現場で七海の顔を見るなり、あきらはあっはっはと声を上げて笑った。
呪術師はクソです、と言って業界を抜けた後輩が、今度は労働はクソでしたと言って出戻ってきたのだから、そりゃあ面白いのだろう。目にはうっすら涙まで滲んでいる。
「……こんなに笑ったの、人生初かもしれん」
「そこまでですか」
笑いの発作が収まるまで大人しく待ち、やっと行った数年ぶりの会話がこれだった。
「ちょっと大げさだった」
「そうでしょうね」
あー面白い面白い、と手を組んで伸びをしたあきらに緊張感というものはない。ここはもう帳の内側、一級術師を二人も派遣するほどの呪いの巣なのだが。
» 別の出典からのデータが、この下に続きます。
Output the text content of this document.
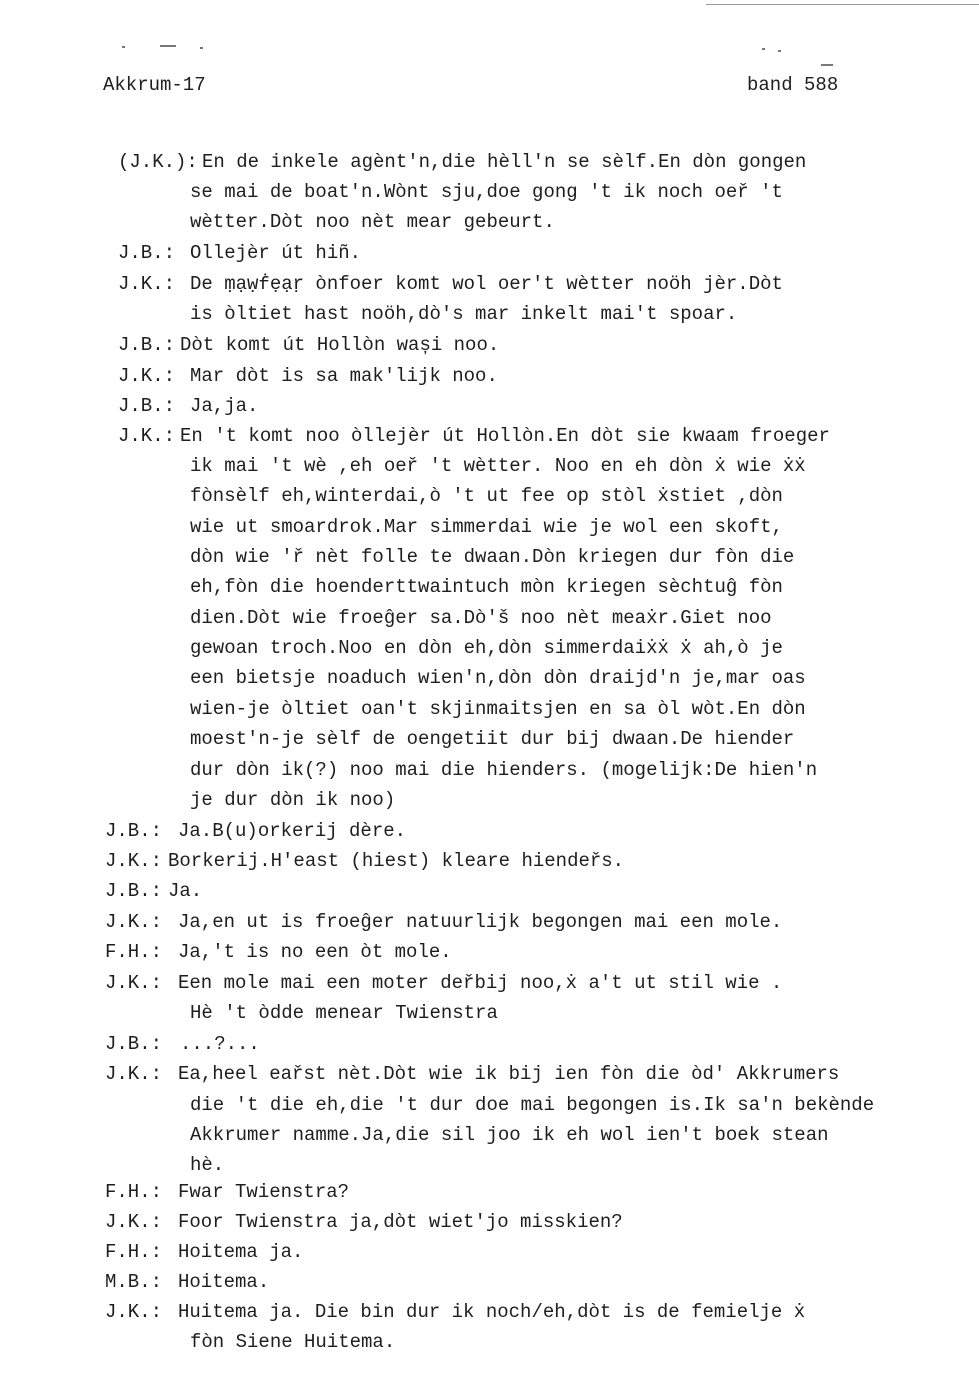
Akkrum-17	band 588
(J.K.): En de inkele agènt'n,die hèll'n se sèlf.En dòn gongen
se mai de boat'n.Wònt sju,doe gong 't ik noch oeř 't
wètter.Dòt noo nèt mear gebeurt.
J.B.: Ollejèr út hiñ.
J.K.: De ṃạẉḟẹạṛ ònfoer komt wol oer't wètter noöh jèr.Dòt
is òltiet hast noöh,dò's mar inkelt mai't spoar.
J.B.: Dòt komt út Hollòn wași noo.
J.K.: Mar dòt is sa mak'lijk noo.
J.B.: Ja,ja.
J.K.: En 't komt noo òllejèr út Hollòn.En dòt sie kwaam froeger
ik mai 't wè ,eh oeř 't wètter. Noo en eh dòn ẋ wie ẋẋ
fònsèlf eh,winterdai,ò 't ut fee op stòl ẋstiet ,dòn
wie ut smoardrok.Mar simmerdai wie je wol een skoft,
dòn wie 'ř nèt folle te dwaan.Dòn kriegen dur fòn die
eh,fòn die hoenderttwaintuch mòn kriegen sèchtuĝ fòn
dien.Dòt wie froeĝer sa.Dò'š noo nèt meaẋr.Giet noo
gewoan troch.Noo en dòn eh,dòn simmerdaiẋẋ ẋ ah,ò je
een bietsje noaduch wien'n,dòn dòn draijd'n je,mar oas
wien-je òltiet oan't skjinmaitsjen en sa òl wòt.En dòn
moest'n-je sèlf de oengetiit dur bij dwaan.De hiender
dur dòn ik(?) noo mai die hienders. (mogelijk:De hien'n
je dur dòn ik noo)
J.B.: Ja.B(u)orkerij dère.
J.K.: Borkerij.H'east (hiest) kleare hiendeřs.
J.B.: Ja.
J.K.: Ja,en ut is froeĝer natuurlijk begongen mai een mole.
F.H.: Ja,'t is no een òt mole.
J.K.: Een mole mai een moter deřbij noo,ẋ a't ut stil wie .
Hè 't òdde menear Twienstra
J.B.: ...?...
J.K.: Ea,heel eařst nèt.Dòt wie ik bij ien fòn die òd' Akkrumers
die 't die eh,die 't dur doe mai begongen is.Ik sa'n bekènde
Akkrumer namme.Ja,die sil joo ik eh wol ien't boek stean
hè.
F.H.: Fwar Twienstra?
J.K.: Foor Twienstra ja,dòt wiet'jo misskien?
F.H.: Hoitema ja.
M.B.: Hoitema.
J.K.: Huitema ja. Die bin dur ik noch/eh,dòt is de femielje ẋ
fòn Siene Huitema.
要するに腕は確かなのだ。性格が尊敬に値しないだけで。
どこかの最強と同じである。
敵地であまり気を抜かないでください、と一応声をかけたところ、あきらは全く聞いていないようで、さっさと済ませて飲みにでもいくかーと返してきた。
「……まだ昼です」
「それがどうした」
サラリーマンじゃないんだし、とあきらが言う。
「…………」
それもそうだ。
時間にあまり縛られなくていいところは、呪術師という職業が一般の会社員よりマシなところの一つだった。
思い直しはしたものの、ご機嫌のあきらが七海の背中をばんばんと叩きだしたので、やはりこの人と酒は飲みたくない、と思う。
呪術師は結局クソなのだ。例外は当然ながら、ここにもない。